Die Kiwis sind schneller als wir: nur noch zwei Tage bis zur Wahl. Eigentlich hatte ich das Thema längst abgehakt. Aber kluge Leser bemerkten, dass ich noch längst nicht alles enthüllt hätte, was die antipodische Politik hergibt. Zu viel Ungesagtes geistert zwischen den Erdhalbkugeln herum. Während alles darauf wartet, ob die rasende Premierministerin im Sattel bleibt, werden die Hinterbänkler glatt vergessen. Ob Splitter- oder zukünftige Koalitionspartei – sie alle müssen der Weltöffentlichkeit zugänglich gemacht werden.

Auf den letzten Drücker daher der Leckerbissen zuerst: Welch ein Jubel ging durch mein Herz und welch Entsetzen durch meine zweite Heimat, als vor kurzem der feisteste Moralapostel von „Christian Heritage“ als Kinderschänder verhaftet wurde. Der zehnfache Vater, Vorbeter und Polizeiberater hatte gegen schwule Eltern gewettert und härtere Strafen für einfach alles gefordert – taktisch eher unklug, wenn die Knackis das Gleiche mit ihm vorhaben, was er kleinen Mädchen antat.

Mein Mitleid und das vieler Friseure hat dagegen Donna Awatere Huata. Der gefallene Engel der Act-Partei, die der FDP entspricht und unbefangen als rechts bezeichnet werden kann, taucht seit zwei Jahren mit wechselnden Haarfarben und Dauerwellen vor Gericht auf. Donna hat 82.409 Dollar abgezwackt, die für eine Stiftung für leseschwache Kinder gedacht waren. Der Verein hieß, ebenfalls ganz unbefangen, Pipi-Stiftung. Von dem Geld ließ sich die angehende Opernsängerin den Magen verkleinern, was ihr gut steht.
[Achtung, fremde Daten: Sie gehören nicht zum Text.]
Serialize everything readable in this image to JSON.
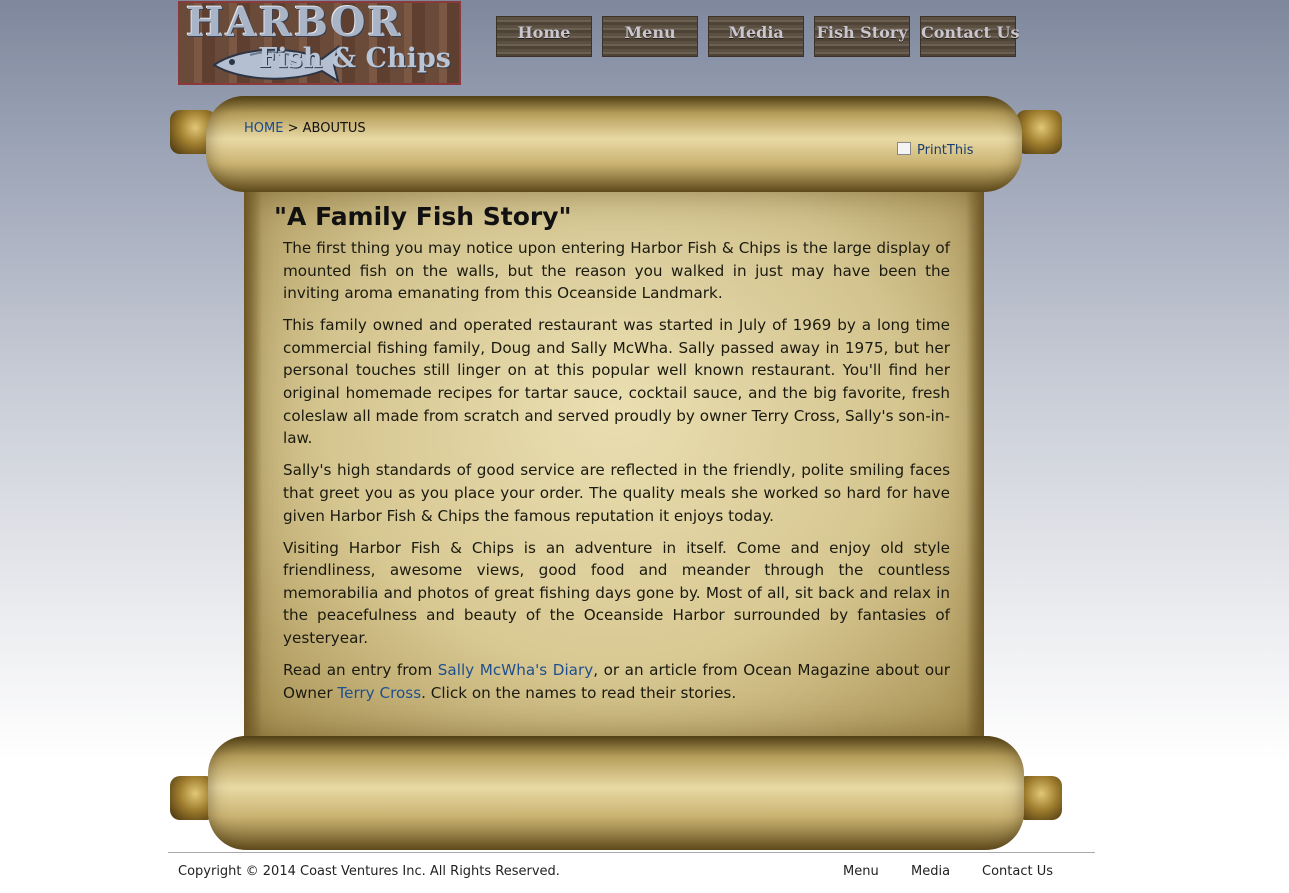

Deutlich weniger Glamour besitzt die kürzlich gegründete Maori-Partei, geführt von einer abtrünnigen Labour-Querulantin. Die hat immer einen flotten Spruch auf den Lippen. An der Verurteilung der dreisten Donna, siehe oben, sei allein die „rassistische Justiz“ schuld. Und wenn ein polynesisches Kind von den Eltern zu Tode geprügelt wird, dann liege das am „postkolonialistischen Trauma“. So viel sprachliche Eleganz imponiert mir, auch wenn ich als Europäerin teiltraumatisierend bin.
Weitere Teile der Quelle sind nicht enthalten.